Alternative Nobel Prize awarded: "One day Putin will stand trial"

The Russian war crimes determine this year's award of the Alternative Nobel Prize.

Alternative Nobel Prize awarded: "One day Putin will stand trial"

The Russian war crimes determine this year's award of the Alternative Nobel Prize. Ukrainian human rights lawyer Maiviychuk has documented nearly 20,000 cases of murder, torture and terror since 2014. She is counting on Kremlin boss Putin to go to court.

Ukrainian human rights activist Olexandra Matviychuk believes that Russian President Vladimir Putin will one day stand trial for war crimes. "I have no doubt that he will," she said in an online conversation with journalists after she and other honorees were presented with the Right Livelihood Award. This may sound naïve at this point in time. "Many authoritarian leaders in the world think they are untouchable. But history has shown that authoritarian regimes have collapsed and sooner or later their leaders have appeared in court cases."

The Right Livelihood Award, which has been presented in Stockholm since 1980, is often referred to as the Alternative Nobel Prize, but has nothing to do with the actual Nobel Prizes. Every year, the Right Livelihood Foundation honors courageous personalities and organizations who work for human rights, the environment and peace. Matviychuk and the Center for Civil Liberties (CCL), of which she chairs, are recognized for building sustainable democratic institutions in Ukraine and for opening avenues for war crimes to be prosecuted.

Matviychuk, speaking from Kyiv, said that in the past seven months of Russian aggression, 19,000 incidents of war crimes, including torture and attacks on schools and hospitals, had been documented. She wanted to remind that Putin did not just start the war in February 2022, but as early as February 2014 in response to the collapse of the then authoritarian Ukrainian leadership of Viktor Yanukovych. "Putin is not afraid of the idea of ​​NATO, Putin is afraid of the idea of ​​freedom," she said. He started the war to stop Ukraine on its way to democratic transformation.
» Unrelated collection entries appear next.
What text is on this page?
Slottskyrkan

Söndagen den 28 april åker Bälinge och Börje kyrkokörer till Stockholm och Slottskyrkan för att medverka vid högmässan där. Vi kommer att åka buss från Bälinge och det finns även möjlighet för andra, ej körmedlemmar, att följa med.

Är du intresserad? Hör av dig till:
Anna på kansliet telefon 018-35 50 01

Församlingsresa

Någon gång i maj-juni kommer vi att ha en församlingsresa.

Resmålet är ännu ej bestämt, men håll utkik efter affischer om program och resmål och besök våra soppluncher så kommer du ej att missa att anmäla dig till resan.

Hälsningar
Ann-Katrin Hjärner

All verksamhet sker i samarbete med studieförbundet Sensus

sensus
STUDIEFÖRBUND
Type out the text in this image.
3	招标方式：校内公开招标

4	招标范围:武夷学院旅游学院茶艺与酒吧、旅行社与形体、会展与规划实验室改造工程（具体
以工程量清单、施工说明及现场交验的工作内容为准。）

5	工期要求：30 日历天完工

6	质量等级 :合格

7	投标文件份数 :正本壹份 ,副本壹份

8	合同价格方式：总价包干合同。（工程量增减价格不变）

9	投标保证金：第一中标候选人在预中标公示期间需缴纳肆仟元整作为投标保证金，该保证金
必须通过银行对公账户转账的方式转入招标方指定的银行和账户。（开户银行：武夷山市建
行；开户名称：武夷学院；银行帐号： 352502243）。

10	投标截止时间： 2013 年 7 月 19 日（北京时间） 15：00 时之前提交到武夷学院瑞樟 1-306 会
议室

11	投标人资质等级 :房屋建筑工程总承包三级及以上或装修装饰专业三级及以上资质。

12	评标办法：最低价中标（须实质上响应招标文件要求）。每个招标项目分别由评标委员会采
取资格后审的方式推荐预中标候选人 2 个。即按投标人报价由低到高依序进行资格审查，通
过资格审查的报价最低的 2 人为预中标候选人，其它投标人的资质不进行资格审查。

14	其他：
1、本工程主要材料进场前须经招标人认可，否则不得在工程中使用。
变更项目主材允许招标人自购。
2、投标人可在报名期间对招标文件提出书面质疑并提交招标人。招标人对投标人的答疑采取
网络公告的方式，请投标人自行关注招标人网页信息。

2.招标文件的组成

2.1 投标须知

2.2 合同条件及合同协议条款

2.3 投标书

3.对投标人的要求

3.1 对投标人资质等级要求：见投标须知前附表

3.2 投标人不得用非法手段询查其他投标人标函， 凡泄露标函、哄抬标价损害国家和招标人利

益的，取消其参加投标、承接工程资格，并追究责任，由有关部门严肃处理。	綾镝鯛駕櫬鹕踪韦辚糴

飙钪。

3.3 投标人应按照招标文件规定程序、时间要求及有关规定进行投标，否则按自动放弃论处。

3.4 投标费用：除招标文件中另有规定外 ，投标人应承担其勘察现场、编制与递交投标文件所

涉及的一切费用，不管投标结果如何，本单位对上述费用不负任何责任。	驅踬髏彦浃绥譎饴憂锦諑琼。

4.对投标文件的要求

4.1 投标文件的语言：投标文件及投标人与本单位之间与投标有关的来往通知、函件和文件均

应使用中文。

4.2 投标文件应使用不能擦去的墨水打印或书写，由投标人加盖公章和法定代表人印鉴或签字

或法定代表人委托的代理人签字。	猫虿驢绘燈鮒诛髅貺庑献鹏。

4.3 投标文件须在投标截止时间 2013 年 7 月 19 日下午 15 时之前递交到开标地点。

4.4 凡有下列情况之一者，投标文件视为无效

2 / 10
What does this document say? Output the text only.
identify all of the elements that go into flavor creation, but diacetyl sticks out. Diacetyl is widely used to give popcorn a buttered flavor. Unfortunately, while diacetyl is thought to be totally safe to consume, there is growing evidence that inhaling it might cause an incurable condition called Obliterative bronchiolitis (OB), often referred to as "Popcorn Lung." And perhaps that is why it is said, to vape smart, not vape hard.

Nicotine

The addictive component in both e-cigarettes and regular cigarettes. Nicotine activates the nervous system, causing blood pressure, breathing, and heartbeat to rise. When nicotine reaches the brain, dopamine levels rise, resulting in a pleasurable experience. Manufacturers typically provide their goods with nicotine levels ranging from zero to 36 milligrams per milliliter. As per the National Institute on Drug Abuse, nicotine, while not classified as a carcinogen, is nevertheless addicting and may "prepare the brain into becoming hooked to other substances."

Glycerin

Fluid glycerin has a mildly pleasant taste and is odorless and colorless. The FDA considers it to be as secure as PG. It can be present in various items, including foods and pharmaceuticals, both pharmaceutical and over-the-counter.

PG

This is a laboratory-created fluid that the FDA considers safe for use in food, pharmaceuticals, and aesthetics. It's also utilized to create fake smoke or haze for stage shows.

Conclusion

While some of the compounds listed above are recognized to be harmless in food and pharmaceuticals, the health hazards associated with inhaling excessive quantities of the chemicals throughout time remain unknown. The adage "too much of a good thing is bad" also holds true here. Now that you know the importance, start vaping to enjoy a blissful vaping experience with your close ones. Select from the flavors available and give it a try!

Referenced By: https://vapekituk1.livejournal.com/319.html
Previous Right Livelihood award winners include Swedish children's author Astrid Lindgren, US whistleblower Edward Snowden and Stockholm-born climate activist Greta Thunberg. In most cases, however, the Right Livelihood Foundation honors internationally rather unknown personalities and organizations in order to draw attention to them - this time it remains true to this tradition.

In addition to Olexandra Matwijtschuk, the Somali human rights activists Fartuun Adan and Ilwad Elman, the Venezuelan collective Cecosesola and the Africa Institute for Energy Governance (Afiego) from Uganda received the award. The 2022 award winners strengthened and promoted grassroots communities, said the director of the foundation, Ole von Uexküll. "In the face of government failures and the collapse of existing orders - in the form of wars, terrorism, exploitation, massive displacement and economic crises - they are creating new human-centric systems." Their achievements showed how societies could be built on the principle of justice rather than exploitation.